If you’re employed on a contract basis or pay self employed tax, you could be contributing significantly more self employed tax than you absolutely have to. By creating an umbrella company you can simplify the process through which you are rewarded for your labour, and reclaim many of your everyday costs against your tax liability.

 

For example, if you were a consultant contracted to an advertising company on a self employed basis, you could choose to establish an umbrella company which would be your employer on a permanent basis, and be paid for your time by the firm to which you are contracted. The umbrella company could then pay you as an employee rather than as a self employed person.


Through the umbrella company you could also, and simply, declare your day to day costs as expenses, which the umbrella company would be able to treat as operating costs, deducting them from the moneys received from the company to which you’re contracted before you are paid, and crucially, before before any sums as to your tax liability are made. The expenses that the umbrella company might be able to remove from your self employed tax in this fashion might include mileage or other travelling costs, your computer and internet usage at home if you have a home office. You could also choose to have your umbrella company provide you with a company car and smartphone, and to  these benefits can then be subtracted from your taxable income and will ultimately minimise your tax bill.

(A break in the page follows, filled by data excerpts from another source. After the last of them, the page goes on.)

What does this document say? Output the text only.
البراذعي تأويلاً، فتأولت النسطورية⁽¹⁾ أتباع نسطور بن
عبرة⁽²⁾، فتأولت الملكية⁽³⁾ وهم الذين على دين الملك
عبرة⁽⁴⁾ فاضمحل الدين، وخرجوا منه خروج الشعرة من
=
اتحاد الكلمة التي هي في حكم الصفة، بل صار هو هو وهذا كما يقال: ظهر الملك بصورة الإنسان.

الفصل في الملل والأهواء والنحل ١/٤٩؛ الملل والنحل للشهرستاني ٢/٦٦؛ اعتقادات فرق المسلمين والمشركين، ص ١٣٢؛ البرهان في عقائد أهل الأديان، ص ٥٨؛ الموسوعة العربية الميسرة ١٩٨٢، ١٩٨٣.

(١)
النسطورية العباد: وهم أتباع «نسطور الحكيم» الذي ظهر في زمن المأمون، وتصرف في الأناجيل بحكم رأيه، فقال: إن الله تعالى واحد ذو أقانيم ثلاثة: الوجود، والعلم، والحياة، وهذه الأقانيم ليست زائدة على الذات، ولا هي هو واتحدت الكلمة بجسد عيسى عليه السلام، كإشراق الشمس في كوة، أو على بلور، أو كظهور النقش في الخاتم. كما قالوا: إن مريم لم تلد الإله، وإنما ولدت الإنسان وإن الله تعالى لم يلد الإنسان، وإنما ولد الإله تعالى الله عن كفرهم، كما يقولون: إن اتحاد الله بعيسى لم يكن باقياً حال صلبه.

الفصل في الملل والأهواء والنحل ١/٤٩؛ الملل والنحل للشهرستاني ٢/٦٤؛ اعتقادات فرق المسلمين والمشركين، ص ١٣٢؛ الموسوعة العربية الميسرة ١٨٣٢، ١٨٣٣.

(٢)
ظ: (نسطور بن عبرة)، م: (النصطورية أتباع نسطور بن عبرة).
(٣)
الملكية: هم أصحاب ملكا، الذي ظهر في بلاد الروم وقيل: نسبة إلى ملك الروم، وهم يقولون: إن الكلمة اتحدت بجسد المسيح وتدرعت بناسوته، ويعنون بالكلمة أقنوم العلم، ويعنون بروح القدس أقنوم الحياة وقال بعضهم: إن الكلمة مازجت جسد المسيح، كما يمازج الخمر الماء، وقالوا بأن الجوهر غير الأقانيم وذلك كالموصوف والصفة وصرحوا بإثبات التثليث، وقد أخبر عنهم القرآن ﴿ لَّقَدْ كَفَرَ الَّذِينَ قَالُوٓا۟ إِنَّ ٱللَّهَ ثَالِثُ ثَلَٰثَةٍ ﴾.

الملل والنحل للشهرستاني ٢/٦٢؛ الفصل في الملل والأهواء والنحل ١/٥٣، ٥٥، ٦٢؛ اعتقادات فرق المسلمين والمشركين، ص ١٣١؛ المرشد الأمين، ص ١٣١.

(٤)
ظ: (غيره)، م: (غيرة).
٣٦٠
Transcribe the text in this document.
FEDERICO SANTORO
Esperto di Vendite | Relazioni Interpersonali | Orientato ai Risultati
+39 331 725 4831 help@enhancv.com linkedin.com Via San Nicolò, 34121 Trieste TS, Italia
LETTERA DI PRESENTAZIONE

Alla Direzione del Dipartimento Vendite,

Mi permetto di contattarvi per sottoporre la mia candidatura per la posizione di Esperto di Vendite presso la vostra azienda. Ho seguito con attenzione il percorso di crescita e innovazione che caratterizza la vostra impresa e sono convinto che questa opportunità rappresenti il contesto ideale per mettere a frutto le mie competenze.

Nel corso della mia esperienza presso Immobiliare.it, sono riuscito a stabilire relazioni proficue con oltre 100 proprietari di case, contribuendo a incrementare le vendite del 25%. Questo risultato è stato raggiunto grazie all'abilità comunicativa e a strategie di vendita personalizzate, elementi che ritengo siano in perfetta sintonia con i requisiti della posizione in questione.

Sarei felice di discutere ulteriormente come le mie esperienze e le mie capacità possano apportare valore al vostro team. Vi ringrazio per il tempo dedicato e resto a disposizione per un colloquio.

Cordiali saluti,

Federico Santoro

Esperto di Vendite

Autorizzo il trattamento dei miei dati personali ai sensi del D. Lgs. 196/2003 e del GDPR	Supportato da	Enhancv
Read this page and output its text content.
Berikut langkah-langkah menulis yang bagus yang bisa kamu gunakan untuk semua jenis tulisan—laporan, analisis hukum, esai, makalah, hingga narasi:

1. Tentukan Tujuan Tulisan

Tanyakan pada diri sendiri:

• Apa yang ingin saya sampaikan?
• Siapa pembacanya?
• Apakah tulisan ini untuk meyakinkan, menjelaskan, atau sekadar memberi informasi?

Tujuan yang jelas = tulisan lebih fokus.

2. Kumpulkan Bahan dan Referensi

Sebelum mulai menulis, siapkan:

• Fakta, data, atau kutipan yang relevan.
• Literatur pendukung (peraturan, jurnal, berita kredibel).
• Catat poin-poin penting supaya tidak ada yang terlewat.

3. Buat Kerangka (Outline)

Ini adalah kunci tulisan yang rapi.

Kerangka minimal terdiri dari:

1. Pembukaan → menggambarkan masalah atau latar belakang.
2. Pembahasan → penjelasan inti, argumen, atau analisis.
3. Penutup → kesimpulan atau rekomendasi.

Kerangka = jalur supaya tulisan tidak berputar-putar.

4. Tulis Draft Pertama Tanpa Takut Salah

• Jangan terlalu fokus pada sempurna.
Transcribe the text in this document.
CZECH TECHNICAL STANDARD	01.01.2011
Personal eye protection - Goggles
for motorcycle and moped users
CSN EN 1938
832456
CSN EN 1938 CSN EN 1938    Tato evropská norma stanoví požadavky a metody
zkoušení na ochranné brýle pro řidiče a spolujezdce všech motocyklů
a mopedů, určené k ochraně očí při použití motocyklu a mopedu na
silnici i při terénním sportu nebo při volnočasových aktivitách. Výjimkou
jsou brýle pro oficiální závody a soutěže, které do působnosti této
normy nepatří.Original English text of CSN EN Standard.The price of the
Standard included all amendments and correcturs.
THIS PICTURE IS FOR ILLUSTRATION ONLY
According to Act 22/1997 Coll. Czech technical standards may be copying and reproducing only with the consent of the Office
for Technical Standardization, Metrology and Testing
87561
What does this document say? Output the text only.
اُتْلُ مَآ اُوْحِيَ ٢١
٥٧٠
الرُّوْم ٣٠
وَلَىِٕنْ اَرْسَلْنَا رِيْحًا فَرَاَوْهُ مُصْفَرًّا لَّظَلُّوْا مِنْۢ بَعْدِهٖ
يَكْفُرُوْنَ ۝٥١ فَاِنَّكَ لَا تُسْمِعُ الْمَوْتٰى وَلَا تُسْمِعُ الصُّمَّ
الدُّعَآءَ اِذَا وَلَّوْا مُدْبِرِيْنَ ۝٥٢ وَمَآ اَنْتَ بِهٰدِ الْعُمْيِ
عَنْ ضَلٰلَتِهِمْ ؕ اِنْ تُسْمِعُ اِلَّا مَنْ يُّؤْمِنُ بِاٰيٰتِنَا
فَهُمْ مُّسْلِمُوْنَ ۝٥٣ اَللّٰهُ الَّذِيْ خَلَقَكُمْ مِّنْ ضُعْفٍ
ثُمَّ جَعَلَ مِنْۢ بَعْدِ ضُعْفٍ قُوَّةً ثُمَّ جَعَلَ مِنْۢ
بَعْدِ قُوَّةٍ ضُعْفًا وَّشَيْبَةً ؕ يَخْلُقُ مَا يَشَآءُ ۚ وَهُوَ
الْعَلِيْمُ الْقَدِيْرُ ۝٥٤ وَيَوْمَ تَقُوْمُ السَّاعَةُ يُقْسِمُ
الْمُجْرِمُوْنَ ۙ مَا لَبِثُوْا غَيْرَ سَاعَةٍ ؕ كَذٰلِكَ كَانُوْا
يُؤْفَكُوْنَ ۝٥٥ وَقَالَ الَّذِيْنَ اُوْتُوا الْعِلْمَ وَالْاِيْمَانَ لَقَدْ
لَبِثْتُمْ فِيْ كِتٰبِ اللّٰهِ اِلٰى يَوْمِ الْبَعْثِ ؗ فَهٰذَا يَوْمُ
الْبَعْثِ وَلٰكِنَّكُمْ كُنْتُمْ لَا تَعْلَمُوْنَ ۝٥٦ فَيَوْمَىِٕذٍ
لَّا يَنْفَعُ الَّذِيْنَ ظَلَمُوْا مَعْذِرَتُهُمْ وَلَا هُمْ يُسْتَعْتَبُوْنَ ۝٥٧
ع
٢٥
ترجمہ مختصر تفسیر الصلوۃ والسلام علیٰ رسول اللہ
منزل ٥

The up sides of establishing an umbrella company over paying self employed tax aren’t just that the total amount of tax to be paid may be lesser, they also include a significant reduction of the self employed tax paperwork, and even  tax reliefs that are exclusively available for small businesses in certain industries.


Less honest users of the umbrella company UK scheme might also use it to get the most of their self employed tax relief by “employing” a spouse or family member as a board member or secretary.  This third party is then remunerated by the umbrella company, rather than paying self employed tax. The amount salaried to this other “employee” is really a proportion of the income paid to the contractor by the contracting company, but by distributing this money among  two employees of the umbrella company they are able to benefit from the untaxed income or “personal allowance” to which we’re all entitled, with the first chunk of their salary (today it’s the first £7,475, rising in 2012/13 to £8,105, with an additional increase included in in the Spring 2012 budget) going untaxed.